Впрочем, всех этих доз хватило лишь на 17 % населения. Более того, эффективность вакцины варьировалась от 53 до 60 %. Были и неизбежные ошибки. Игроков в американский футбол — не только из клуба «Сан-Франциско Форти Найнерс», но и из колледжей Калифорнийского университета и Стэнфорда, — привили прежде полицейских и пожарных. Вот как это объяснял менеджер по продажам в компании Merck: «У вас двадцать пять человек, и все хотят яблок, а яблоко только одно. Кому же оно достанется? Тому, кто первым протянет руку»[785]. Все это заставило одного бывшего сотрудника CDC сделать вывод, что вакцина «не оказала ощутимого влияния на протекание пандемии»[786]. Однако подобное заключение преуменьшает достижения Хиллемана. Безусловно, избыточную смертность в Соединенных Штатах ограничило именно то, что он сумел так быстро отреагировать на появление гриппа. Стоит присмотреться, и мы увидим, что Министерство здравоохранения прежде всего стремилось выработать коллективный иммунитет у молодых американцев и наряду с этим избирательно вакцинировать военнослужащих и медицинских работников. Эксперименты и исследования продолжались и в последующие годы.

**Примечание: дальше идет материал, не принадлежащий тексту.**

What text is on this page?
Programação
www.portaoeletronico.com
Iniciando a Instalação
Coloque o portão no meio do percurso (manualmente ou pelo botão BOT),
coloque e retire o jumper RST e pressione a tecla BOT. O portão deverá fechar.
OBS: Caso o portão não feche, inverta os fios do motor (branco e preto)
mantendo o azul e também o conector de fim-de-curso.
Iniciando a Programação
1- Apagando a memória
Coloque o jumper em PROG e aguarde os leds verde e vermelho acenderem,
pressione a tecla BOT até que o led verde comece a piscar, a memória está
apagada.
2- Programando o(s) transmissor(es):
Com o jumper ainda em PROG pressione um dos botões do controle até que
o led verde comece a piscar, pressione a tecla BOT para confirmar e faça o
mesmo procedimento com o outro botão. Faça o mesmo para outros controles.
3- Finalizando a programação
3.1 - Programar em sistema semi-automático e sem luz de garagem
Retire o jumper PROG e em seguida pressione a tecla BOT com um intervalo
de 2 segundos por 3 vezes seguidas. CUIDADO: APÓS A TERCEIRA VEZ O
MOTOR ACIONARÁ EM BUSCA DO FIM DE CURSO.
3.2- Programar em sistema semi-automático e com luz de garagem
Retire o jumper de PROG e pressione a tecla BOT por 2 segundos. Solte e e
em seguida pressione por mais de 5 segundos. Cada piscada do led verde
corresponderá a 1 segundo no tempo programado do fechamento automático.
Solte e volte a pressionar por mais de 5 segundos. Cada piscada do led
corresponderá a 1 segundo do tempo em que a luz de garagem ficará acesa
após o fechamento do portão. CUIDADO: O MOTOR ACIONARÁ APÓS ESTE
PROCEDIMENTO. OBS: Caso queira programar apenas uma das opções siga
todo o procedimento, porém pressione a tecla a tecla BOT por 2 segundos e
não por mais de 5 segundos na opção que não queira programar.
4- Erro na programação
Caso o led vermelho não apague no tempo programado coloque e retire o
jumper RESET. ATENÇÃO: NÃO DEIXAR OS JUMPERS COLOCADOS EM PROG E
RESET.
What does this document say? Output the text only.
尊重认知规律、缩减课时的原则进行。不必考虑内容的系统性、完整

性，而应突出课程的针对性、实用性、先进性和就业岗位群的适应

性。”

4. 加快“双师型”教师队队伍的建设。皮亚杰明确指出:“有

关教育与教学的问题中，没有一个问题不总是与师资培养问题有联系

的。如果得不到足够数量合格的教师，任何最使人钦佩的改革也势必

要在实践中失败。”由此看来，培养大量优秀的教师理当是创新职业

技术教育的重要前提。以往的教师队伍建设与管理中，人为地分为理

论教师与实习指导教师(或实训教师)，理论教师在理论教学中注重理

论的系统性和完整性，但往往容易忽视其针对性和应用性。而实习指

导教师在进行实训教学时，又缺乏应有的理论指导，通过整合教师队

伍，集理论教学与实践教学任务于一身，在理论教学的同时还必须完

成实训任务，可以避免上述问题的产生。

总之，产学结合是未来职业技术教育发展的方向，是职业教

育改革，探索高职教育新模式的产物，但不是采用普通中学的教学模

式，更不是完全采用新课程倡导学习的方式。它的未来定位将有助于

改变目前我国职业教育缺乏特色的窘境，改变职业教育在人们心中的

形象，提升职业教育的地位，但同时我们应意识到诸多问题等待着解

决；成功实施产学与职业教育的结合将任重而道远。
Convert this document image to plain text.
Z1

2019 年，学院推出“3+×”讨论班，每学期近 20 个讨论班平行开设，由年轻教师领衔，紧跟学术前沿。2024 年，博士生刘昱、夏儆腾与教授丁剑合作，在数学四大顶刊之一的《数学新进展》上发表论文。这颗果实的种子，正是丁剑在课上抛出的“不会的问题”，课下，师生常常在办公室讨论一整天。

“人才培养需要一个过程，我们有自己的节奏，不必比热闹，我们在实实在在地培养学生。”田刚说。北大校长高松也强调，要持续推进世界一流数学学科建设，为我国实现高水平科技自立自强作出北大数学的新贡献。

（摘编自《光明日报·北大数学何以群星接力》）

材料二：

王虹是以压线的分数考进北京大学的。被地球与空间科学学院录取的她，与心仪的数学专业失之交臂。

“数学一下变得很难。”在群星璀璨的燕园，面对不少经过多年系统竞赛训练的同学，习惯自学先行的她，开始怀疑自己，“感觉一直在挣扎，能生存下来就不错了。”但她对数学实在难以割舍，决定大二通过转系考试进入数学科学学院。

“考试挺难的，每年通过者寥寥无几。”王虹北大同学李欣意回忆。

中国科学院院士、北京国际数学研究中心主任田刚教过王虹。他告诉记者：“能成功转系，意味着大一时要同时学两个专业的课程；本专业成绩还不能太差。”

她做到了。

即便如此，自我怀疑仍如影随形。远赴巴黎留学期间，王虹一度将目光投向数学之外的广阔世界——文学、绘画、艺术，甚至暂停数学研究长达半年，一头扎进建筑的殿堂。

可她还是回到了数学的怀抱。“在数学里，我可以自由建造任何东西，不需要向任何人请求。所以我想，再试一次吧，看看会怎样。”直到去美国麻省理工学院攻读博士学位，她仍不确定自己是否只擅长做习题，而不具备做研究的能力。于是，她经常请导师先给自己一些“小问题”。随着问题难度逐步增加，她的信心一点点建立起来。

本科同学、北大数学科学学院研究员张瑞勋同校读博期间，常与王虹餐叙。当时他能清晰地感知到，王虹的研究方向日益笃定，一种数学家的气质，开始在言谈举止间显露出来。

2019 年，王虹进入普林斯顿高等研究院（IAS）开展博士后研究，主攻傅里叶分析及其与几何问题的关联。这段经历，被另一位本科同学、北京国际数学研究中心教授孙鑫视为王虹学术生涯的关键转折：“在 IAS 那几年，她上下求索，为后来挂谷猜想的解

Было обнаружено, что «для инициирования первичного гуморального ответа требовалось больше вакцины, чем прежде, когда вводились более ранние вакцины H1… В 1958, 1959 и 1960 годах (по мере того, как случались рецидивы инфекции) средние исходные уровни антител в популяции увеличивались (иными словами, многие получили первичную вакцинацию), и реакция на введенную вакцину проявлялась более явно. Если пациентам давали разделенные дозы с интервалом менее четырех недель, это оказывало более эффективное воздействие, чем однократная инъекция. С течением лет выгода от этой стратегии уменьшалась». Исследования школьников-навахо и студентов-медиков из Нью-Йорка показали, что «субклинические инфекции возникали каждый год», но «клинически выраженных инфекций» становилось меньше, при этом одновременно повышался уровень специфических антител к H2N2[787]. В свете этих и более поздних открытий власти приняли решение о регулярной вакцинации пожилых людей, которые были и остаются — почти в каждый сезон заболевания — наиболее уязвимой группой для большинства штаммов гриппа.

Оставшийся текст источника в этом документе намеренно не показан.